We next prototyped two different machine-learning approaches to assess the pathogenicity of potential CPDs using the features indicated in Supplementary Table S2 (see Materials and Methods section). The CPD-trained model (AUC=86.21%) outperformed the DM-trained model (with no MSA features) by over 10% based on the AUC (Table 2 and Figure 3). Both models shared similar false-positive rates with the DM-trained model exhibiting reduced sensitivity (−23.2%) as compared with the CPD-trained model. In the context of identifying CPDs, the CPD model prototyped here outperformed all existing bioinformatic prediction methods evaluated in this study, indicating utility in developing a specific CPD predictor. The work performed here also demonstrates that bioinformatic prediction methods (eg, MetaSVM; 85.6% AUC) not specifically developed for predicting the pathogenicity of CPDs can still be useful in this context. Future avenues to explore would include the further development of the prototype and the evaluation of an ensemble model combining a general model such as MetaSVM with a CPD-specific model. It may also be worthwhile trying to identify novel CPD-specific features, which could prove useful in classifying CPDs.

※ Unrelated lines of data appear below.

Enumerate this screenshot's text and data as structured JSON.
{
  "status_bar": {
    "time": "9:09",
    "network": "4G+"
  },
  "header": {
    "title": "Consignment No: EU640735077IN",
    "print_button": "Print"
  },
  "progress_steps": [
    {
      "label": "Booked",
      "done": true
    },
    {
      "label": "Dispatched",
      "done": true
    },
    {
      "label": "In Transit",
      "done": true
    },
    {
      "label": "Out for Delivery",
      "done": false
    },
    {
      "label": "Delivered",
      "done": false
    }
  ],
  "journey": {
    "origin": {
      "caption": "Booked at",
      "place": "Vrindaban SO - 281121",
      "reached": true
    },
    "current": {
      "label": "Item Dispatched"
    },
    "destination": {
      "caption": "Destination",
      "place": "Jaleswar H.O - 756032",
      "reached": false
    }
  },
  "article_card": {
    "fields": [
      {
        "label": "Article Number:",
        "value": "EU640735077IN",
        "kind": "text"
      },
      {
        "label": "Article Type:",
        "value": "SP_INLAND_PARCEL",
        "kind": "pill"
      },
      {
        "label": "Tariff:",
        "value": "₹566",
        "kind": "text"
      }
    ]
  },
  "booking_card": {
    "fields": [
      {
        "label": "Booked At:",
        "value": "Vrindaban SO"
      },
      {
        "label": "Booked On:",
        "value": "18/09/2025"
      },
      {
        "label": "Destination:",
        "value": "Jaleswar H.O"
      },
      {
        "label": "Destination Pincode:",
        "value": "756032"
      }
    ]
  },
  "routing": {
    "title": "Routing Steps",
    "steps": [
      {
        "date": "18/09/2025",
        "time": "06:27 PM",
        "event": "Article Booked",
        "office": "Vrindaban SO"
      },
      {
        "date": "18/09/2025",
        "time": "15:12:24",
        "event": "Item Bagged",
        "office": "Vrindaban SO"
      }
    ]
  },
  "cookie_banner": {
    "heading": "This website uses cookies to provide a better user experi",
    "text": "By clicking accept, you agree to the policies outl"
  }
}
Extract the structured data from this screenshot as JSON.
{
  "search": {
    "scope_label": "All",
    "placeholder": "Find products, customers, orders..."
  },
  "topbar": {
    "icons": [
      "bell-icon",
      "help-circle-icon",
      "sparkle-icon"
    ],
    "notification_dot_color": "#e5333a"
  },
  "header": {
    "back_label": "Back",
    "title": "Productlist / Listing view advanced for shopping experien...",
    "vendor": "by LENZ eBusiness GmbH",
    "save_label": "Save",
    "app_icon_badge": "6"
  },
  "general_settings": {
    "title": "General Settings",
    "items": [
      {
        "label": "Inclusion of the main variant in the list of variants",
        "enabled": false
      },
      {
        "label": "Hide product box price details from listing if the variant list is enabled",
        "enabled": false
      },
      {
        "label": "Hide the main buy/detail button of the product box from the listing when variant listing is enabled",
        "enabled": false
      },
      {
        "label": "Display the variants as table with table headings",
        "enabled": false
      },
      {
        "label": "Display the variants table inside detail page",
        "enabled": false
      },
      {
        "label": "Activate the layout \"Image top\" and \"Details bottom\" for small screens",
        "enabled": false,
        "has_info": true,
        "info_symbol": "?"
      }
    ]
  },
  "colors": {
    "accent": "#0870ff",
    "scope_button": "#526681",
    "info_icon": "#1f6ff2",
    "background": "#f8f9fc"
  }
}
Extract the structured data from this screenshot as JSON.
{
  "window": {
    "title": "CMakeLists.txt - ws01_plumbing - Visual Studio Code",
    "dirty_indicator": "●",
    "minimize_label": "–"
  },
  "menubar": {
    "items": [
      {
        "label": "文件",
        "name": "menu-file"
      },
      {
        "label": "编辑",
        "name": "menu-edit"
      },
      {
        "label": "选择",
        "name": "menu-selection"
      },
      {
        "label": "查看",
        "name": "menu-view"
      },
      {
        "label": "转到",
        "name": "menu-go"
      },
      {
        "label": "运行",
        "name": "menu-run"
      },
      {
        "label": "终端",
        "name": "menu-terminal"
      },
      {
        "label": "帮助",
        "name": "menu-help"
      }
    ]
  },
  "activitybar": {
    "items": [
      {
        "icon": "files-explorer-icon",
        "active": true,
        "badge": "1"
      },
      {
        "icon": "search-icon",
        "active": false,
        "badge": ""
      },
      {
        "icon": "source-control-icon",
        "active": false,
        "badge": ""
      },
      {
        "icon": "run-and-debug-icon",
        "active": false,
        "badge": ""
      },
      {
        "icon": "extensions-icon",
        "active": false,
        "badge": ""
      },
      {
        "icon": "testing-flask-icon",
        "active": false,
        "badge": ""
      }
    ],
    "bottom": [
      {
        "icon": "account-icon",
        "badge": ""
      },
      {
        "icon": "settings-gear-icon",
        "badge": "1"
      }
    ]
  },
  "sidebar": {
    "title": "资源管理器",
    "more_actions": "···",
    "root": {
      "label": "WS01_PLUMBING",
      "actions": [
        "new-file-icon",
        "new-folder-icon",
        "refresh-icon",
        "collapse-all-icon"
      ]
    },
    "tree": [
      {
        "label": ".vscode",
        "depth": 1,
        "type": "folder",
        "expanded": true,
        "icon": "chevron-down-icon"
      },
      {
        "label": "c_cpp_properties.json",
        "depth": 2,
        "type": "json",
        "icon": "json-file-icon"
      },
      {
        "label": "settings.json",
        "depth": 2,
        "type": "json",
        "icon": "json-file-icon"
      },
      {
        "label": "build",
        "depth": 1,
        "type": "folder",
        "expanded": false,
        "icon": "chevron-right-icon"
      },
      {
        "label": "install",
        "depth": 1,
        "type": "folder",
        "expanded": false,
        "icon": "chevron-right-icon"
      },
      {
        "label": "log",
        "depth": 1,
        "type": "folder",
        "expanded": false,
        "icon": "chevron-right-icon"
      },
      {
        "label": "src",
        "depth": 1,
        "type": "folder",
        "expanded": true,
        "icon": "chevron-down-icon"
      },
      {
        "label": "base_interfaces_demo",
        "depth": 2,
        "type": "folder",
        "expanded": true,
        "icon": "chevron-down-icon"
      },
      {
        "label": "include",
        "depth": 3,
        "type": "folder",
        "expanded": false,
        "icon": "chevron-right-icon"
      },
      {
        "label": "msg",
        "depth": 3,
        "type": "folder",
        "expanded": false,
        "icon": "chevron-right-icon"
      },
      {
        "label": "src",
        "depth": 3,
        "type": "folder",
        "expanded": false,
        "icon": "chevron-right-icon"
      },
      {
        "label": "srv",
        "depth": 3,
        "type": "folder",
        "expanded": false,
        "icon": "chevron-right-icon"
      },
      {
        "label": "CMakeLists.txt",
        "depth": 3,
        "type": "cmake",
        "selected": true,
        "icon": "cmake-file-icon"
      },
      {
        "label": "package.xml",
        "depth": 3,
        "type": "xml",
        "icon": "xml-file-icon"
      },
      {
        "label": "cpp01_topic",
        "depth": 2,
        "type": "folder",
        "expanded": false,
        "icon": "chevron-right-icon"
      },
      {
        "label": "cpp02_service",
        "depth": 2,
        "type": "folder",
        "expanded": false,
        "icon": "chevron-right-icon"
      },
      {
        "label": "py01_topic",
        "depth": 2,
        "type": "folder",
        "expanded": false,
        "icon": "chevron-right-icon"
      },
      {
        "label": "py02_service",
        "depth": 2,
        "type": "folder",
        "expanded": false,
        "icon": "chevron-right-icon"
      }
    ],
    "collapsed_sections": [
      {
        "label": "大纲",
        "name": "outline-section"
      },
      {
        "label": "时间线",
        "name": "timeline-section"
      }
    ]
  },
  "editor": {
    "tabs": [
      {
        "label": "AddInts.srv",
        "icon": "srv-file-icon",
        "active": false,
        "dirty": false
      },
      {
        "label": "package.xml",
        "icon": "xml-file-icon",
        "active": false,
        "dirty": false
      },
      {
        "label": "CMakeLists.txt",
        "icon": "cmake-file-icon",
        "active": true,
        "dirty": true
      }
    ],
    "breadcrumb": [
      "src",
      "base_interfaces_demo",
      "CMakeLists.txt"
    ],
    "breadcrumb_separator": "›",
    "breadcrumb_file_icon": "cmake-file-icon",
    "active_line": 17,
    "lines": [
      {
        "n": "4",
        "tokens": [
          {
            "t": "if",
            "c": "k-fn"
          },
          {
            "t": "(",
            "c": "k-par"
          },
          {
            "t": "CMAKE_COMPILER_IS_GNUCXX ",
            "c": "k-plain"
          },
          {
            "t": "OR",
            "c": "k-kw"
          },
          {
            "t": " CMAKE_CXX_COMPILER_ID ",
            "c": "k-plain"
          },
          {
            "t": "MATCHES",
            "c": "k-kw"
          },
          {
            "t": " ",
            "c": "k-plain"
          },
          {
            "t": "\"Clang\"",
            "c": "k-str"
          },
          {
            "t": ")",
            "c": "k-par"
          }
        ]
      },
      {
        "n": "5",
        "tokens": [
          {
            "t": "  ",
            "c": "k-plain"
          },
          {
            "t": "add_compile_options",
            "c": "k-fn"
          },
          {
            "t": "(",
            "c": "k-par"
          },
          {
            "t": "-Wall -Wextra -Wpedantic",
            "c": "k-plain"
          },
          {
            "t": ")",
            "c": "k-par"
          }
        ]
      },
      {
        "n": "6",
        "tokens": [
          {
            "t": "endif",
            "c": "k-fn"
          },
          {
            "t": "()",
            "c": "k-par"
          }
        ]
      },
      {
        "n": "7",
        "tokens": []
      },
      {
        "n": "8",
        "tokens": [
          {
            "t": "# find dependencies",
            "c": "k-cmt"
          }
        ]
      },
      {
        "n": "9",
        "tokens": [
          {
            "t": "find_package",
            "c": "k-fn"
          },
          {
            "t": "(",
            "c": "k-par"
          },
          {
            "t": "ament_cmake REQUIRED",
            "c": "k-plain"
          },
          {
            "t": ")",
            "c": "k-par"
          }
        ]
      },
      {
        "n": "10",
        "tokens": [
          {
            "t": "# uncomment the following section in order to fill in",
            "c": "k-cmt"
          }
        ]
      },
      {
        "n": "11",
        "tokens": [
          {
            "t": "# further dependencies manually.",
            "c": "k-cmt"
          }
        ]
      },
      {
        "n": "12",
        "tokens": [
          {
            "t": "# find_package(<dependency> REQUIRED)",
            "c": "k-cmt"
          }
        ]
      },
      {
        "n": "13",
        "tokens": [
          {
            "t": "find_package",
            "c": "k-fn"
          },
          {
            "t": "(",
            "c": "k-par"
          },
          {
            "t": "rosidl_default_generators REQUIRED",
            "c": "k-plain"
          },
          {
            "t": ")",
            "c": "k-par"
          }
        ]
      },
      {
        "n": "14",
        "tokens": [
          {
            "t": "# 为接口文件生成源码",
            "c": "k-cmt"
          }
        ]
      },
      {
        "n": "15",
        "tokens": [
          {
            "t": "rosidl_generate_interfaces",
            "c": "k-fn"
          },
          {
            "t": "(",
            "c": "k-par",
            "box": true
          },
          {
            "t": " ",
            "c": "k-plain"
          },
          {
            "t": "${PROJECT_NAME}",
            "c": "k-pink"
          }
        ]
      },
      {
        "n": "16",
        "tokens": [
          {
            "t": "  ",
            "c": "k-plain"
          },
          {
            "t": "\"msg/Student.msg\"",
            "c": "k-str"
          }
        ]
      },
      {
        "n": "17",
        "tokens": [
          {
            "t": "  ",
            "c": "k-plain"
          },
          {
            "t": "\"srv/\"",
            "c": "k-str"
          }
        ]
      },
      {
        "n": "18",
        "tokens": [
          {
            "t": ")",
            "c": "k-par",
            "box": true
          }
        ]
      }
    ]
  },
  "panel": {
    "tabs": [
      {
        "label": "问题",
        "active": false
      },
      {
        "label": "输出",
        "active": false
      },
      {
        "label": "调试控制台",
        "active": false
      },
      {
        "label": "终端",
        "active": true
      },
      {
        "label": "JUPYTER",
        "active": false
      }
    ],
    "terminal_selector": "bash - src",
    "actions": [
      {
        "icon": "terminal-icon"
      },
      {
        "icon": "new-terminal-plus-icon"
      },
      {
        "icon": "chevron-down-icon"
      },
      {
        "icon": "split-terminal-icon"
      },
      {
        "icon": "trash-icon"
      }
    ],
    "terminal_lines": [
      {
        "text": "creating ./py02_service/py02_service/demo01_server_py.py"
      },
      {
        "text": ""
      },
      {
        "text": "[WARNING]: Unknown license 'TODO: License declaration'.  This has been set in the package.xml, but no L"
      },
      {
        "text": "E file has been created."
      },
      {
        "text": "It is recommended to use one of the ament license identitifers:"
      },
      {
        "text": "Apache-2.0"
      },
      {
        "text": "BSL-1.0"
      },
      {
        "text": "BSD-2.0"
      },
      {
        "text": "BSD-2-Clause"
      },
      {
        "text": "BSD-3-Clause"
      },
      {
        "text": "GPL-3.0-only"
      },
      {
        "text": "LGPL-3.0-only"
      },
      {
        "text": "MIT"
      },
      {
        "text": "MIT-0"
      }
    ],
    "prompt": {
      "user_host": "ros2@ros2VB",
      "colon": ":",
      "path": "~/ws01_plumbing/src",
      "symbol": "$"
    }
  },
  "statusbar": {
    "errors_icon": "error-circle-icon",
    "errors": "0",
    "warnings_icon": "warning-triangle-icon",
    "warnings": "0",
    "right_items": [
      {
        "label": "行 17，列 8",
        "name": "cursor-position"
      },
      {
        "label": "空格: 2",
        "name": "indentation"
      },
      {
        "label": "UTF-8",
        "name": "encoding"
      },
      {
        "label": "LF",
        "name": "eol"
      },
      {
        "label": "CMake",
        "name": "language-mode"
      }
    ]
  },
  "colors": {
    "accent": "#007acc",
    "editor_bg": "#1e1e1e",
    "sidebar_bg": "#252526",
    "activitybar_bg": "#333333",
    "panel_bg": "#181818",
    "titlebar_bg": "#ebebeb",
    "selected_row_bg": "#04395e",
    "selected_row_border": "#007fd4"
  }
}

Table 2 Performance benchmarks for the identification of CPDs based on the two machine-learning models prototyped in this study
Figure 3
figure 3

Performance evaluation for the identification of CPDs by means of a ROC curve using 10-fold cross-validation of the two Random Forest prediction models prototyped in this study. The first model, termed the 'CPD-trained model', was trained using the CPD and SNP sets employed in this study (red line). The second model, the 'DM-trained model', which excludes any features derived from MSAs, was trained using disease-causing variants (DM and SNP sets) but in each ‘test’ fold the positive variants were derived from the CPD set (blue line). The AUC was then calculated for each model (CPD-trained model and DM-trained model). An AUC of 100% would represent a perfect predictor, whereas an AUC of 50% would correspond to a prediction tool making random predictions (represented by the diagonal line). The full colour version of this figure is available at European Journal of Human Genetics online.

In conclusion, the scale of the CPD phenomenon is such that a significant proportion of disease-associated human variants (a minimum of 3.7%) are found as the wild-type allele in at least one of the other mammalian species analyzed here. In terms of evaluating the pathological impact of such variants, traditional approaches suffer from the serious drawback of relying upon the evolutionary conservation score between homologous proteins irrespective of the influence of genetic variation at other amino-acid positions. Here we demonstrate the poor performance of established mutation prediction tools to assess the pathological significance of CPDs and show that the development of new tools, which result in increased prediction accuracy, is possible. The in silico assessment of pathogenesis for novel CPDs identified by whole-exome/genome NGS studies currently requires a different protocol from that employed for the bulk of non-compensated variants. We propose a two-stage analysis, whereby whole-exome/genome data should first be screened for potential CPDs (using the strategy employed in this study (and in others)5 to identify missense variants where the mutant amino acid represents the wild-type amino acid in another mammalian species). A method such as the novel CPD prediction tool prototyped here could then be applied to identify any high confidence CPD candidates for further analysis. This work represents the first step toward the development of a new algorithm for identifying CPDs. The prototype algorithm presented here remains to be extensively evaluated but nevertheless promises to form the backbone of a CPD-specific protocol that could help to avoid the misclassification of a sizable proportion of pathological missense variants as benign.